Discrete-time realization of transcendental impedance models, with application to modeling spherical solid diffusion

This paper introduces the “discrete-time realization algorithm” (DRA) as a method to find a reduced-order, discrete-time realization of an infinite-order distributed-parameter system such as a transcendental impedance function. In contrast to other methods, the DRA is a bounded-time deterministic method that produces globally optimal reduced-order models. In the DRA we use the sample and hold framework along with the inverse discrete Fourier transform to closely approximate the discrete-time impulse response. Next, the Ho–Kalman algorithm is used to produce a state-space realization from this discrete-time impulse response. Two examples are presented to demonstrate the DRA using low-order rational-polynomial transfer functions, where the DRA solution can be compared to known solutions. A third example demonstrates the DRA with a transcendental impedance function model of lithium diffusion in the solid phase of a lithium-ion battery, showing that a third-order discrete-time model can closely approximate this infinite-order model behavior.

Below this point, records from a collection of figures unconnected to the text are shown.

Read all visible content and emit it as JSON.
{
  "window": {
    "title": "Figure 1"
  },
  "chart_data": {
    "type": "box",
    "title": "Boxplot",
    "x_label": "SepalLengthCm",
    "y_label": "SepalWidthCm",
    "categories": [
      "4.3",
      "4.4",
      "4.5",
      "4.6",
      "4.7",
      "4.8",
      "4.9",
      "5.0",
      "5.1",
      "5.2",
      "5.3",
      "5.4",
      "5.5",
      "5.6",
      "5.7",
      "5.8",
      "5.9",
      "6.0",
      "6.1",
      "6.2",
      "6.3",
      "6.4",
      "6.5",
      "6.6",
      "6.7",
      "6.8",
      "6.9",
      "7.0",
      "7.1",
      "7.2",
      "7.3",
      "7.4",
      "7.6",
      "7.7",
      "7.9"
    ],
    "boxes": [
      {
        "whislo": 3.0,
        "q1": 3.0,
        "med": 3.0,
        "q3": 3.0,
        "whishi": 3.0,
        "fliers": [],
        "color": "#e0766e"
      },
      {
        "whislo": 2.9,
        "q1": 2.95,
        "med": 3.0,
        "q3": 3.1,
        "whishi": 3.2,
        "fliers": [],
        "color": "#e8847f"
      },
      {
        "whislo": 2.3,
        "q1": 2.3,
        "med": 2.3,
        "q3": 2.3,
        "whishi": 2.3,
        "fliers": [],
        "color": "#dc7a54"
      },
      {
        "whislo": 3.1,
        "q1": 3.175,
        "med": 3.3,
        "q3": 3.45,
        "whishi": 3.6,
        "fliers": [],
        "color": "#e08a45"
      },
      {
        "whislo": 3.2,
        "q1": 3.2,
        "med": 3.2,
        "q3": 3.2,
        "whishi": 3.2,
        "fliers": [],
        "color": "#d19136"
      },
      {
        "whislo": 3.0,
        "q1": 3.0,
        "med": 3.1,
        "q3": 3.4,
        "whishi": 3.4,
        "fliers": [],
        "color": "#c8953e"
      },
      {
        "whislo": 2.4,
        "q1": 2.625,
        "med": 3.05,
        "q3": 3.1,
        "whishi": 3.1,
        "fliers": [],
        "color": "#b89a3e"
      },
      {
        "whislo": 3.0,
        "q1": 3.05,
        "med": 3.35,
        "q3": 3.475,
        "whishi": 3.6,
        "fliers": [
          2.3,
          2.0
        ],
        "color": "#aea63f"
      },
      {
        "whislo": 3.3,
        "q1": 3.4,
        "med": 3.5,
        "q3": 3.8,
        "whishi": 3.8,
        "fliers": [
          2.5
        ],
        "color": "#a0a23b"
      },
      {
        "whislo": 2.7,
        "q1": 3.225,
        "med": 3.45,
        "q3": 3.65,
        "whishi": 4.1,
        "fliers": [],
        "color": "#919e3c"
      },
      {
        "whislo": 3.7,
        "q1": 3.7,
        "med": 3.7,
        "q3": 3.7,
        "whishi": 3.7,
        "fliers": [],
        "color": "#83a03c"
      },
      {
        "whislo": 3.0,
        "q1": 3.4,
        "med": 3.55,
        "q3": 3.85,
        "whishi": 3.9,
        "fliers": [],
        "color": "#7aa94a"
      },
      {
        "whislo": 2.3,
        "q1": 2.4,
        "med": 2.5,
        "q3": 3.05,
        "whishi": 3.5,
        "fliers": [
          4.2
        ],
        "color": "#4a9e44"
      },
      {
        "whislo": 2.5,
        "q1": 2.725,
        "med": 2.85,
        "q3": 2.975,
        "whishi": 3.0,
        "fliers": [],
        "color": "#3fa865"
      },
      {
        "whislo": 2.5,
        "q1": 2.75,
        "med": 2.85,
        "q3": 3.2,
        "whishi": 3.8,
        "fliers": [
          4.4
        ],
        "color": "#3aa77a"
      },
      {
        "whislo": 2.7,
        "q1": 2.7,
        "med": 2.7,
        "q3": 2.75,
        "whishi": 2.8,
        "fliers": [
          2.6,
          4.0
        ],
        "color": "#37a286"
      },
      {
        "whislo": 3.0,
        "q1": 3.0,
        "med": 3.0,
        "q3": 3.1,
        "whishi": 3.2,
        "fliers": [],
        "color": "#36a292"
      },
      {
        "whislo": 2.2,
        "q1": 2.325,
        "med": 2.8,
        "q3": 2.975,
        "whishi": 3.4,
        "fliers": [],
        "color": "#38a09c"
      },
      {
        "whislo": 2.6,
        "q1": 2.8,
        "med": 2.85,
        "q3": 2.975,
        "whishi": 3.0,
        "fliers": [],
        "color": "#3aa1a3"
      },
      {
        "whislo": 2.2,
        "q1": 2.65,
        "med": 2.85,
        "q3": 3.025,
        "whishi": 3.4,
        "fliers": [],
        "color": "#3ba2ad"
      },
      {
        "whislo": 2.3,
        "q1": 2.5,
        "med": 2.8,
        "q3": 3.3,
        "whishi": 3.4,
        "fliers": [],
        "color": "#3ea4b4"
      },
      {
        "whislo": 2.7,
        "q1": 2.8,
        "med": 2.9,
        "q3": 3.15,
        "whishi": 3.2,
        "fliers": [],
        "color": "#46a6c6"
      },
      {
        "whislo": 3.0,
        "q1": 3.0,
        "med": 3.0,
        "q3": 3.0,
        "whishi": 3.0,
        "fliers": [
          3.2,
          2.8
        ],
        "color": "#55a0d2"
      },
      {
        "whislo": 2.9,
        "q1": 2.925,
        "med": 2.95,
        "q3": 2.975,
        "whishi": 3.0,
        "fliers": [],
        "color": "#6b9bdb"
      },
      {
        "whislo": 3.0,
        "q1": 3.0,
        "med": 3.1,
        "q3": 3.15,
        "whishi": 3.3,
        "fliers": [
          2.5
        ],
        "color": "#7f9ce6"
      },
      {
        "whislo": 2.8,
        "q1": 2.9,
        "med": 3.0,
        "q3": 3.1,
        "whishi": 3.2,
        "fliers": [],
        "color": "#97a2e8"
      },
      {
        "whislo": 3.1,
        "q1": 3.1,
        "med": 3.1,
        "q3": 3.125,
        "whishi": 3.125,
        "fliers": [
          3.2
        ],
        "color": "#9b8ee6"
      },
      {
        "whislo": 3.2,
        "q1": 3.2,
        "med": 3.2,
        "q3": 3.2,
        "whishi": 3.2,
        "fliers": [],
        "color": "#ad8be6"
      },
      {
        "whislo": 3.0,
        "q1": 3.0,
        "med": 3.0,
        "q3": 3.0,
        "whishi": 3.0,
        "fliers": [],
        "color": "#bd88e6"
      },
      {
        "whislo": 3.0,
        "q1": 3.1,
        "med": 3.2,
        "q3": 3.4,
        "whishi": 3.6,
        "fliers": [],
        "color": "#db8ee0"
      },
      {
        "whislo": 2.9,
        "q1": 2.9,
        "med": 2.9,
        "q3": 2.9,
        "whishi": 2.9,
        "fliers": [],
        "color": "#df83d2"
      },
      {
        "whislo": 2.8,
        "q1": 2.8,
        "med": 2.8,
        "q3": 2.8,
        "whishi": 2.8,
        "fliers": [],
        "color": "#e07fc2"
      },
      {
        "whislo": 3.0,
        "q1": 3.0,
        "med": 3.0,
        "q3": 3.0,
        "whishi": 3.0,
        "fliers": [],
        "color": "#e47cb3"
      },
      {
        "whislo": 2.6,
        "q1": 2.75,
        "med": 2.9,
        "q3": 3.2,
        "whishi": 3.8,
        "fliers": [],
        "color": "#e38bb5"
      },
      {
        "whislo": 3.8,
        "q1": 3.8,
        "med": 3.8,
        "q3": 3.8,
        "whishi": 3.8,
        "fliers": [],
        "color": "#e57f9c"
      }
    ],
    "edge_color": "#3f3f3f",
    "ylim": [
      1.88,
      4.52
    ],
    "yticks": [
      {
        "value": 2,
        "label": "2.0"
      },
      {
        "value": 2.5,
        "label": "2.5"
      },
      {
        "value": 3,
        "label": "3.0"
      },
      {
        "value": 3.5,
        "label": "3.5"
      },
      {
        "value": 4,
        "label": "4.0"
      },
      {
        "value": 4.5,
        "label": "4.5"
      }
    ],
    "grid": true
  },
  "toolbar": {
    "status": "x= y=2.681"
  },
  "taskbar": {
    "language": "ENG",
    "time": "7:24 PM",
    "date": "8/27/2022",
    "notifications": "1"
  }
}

► In this paper, we present the discrete-time realization algorithm (DRA). ► The DRA can find a reduced-order realization of a transcendental impedance function. ► It is based on estimating the impulse response and then using the Ho–Kalman algorithm. ► Three examples are given, including that of lithium diffusion in a solid particle. ► The third-order DRA-produced model closely approximates these infinite-order phenomena.